Kasubid Humas Ardie Zein dan Asisten Manager Pendistribusian Air Perumda AM Kota Padang Ade Mukhlis mengatakan, sejak Jumat pagi beberapa IPA sudah mulai beroperasi lagi.

“Beberapa IPA sudah mulai beroperasi lagi. Yakni IPA Paraku, Taban, Sikayan,” ujarnya dihubungi Jumat (8/3/2024) siang.

Ade Mukhlis mengakui, derasnya air sungai sempat menyebabkan pipa DN 250 GI air baku Gadut patah. Hal ini berdampak kepada pasokan air ke pelanggan di kawasan Gadut, Padangbesi, Bandarbuat dan sekitarnya.

Sejak Jumat (8/3/2024) pagi petugas berjibaku melakukan perbaikan. “Kita targetkan perbaikan tuntas hari ini (kemarin, red), sehingga IPA Gadut kembali beroperasi,” ujarnya. Direktur Teknik Andri Satria memantau langsung proses perbaikan tersebut.

Selain memperbaiki pipa yang patah, pembersihan intake yang tersumbat sampah dikebut petugas agar pasokan air ke pelanggan kembali normal.

Menjelang pengerjaan selesai, pelanggan dipasok dengan air tangki. Ade Mukhlis mengatakan, sejak Jumat  (8/3/2024) pagi sudah 5 tangki yang didistribusikan, sekali jalan 8 trip. Antara lain ke Panti Tunagrahita Kalumbuk, RSUD Rasidin, Kompleks TNI Jondul dan lainnya.

“Kami juga mensuplai air tangki untuk pengungsi di Kantor Lurah Banuaran,” ujarnya.

Ia berharap pada Sabtu (9/3/2024) tidak lagi turun hujan sehingga operasional semua IPA dan distribusi air kembali normal dan lancar.

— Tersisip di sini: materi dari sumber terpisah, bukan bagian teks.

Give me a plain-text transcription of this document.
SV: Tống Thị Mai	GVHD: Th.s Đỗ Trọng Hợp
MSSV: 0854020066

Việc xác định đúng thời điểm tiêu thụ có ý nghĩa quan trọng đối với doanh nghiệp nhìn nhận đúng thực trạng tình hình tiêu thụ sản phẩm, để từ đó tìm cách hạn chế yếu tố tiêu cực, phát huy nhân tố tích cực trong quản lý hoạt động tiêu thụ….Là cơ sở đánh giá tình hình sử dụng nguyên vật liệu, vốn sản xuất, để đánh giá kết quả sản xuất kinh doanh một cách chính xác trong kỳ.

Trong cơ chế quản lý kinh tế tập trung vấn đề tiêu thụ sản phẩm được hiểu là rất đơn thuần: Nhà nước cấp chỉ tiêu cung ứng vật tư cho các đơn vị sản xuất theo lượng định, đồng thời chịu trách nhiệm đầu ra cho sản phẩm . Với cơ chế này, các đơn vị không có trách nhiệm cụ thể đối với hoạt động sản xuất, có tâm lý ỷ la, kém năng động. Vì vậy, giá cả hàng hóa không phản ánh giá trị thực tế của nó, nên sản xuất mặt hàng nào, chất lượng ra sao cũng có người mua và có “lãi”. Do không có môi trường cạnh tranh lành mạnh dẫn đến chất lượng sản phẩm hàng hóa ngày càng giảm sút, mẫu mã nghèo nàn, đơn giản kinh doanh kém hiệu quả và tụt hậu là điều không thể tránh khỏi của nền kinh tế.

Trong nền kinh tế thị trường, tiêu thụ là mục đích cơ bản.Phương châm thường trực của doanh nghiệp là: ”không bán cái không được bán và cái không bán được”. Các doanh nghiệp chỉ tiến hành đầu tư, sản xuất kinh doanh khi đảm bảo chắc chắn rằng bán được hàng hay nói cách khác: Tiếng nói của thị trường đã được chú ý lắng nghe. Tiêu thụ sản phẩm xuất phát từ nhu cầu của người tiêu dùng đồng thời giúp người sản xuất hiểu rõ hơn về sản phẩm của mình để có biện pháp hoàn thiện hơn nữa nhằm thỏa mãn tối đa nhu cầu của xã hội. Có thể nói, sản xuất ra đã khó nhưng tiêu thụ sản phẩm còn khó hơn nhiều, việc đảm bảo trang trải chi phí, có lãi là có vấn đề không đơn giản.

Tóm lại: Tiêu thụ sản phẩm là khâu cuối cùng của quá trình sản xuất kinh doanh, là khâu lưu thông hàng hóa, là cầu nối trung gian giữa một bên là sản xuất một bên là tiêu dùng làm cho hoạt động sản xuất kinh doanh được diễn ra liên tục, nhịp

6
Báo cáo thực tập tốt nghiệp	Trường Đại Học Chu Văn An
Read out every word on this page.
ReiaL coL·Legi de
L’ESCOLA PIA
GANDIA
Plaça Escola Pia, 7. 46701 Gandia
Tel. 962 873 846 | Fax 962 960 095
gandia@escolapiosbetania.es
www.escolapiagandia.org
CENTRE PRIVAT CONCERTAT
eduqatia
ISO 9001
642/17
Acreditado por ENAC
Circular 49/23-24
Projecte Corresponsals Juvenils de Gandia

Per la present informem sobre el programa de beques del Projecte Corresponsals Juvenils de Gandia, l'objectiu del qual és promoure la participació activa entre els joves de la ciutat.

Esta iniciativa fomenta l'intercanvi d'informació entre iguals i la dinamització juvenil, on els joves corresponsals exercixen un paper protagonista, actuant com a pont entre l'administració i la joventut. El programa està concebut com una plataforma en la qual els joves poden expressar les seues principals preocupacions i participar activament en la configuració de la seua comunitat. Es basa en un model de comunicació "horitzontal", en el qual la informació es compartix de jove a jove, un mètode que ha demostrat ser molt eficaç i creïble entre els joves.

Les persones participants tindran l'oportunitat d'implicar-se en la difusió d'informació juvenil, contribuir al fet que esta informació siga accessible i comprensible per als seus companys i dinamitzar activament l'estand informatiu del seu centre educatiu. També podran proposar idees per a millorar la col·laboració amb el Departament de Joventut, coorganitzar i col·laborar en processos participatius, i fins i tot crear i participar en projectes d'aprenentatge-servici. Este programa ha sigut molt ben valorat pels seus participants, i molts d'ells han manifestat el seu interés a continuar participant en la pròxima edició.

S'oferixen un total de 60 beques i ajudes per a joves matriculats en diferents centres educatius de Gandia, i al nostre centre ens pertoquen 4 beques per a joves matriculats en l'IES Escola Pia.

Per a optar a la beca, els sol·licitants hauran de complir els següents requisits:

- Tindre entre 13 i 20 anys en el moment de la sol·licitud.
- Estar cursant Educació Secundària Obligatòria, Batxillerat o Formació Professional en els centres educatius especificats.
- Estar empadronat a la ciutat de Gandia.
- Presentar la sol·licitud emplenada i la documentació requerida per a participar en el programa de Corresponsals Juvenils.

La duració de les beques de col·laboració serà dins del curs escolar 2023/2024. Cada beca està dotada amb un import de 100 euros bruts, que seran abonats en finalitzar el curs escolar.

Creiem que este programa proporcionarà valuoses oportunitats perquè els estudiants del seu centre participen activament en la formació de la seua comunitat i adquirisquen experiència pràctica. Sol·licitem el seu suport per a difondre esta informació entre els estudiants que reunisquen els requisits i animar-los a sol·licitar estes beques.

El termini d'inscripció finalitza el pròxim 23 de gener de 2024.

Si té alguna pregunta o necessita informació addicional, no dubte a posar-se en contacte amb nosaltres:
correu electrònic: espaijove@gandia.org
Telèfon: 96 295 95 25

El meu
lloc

“Kita selalu mengimbau kepada pelanggan agar  tetap menyetok air di rumah dalam wadah yang besar. Jika terjadi gangguan distribusi air sewaktu-waktu, maka untuk kebutuhan sehari-hari tidak terkendala,” imbau Ardie Zein.

Apalagi anomali cuaca saat ini tidak bisa diprediksi. Kadang panas kadang hujan lebat yang dapat menyebabkan gangguan pengolahan air baku Perumda Air Minum Kota Padang yang umumnya bersumber dari sungai-sungai yang ada di Padang. 

Vito, 47, salah satu pelanggan di Banuaran, Padang mengaku, pagi kemarin air di rumahnya belum hidup. “Mudah-mudahan siang ini hidup karena cadangan air saya tinggal sedikit,” ucapnya.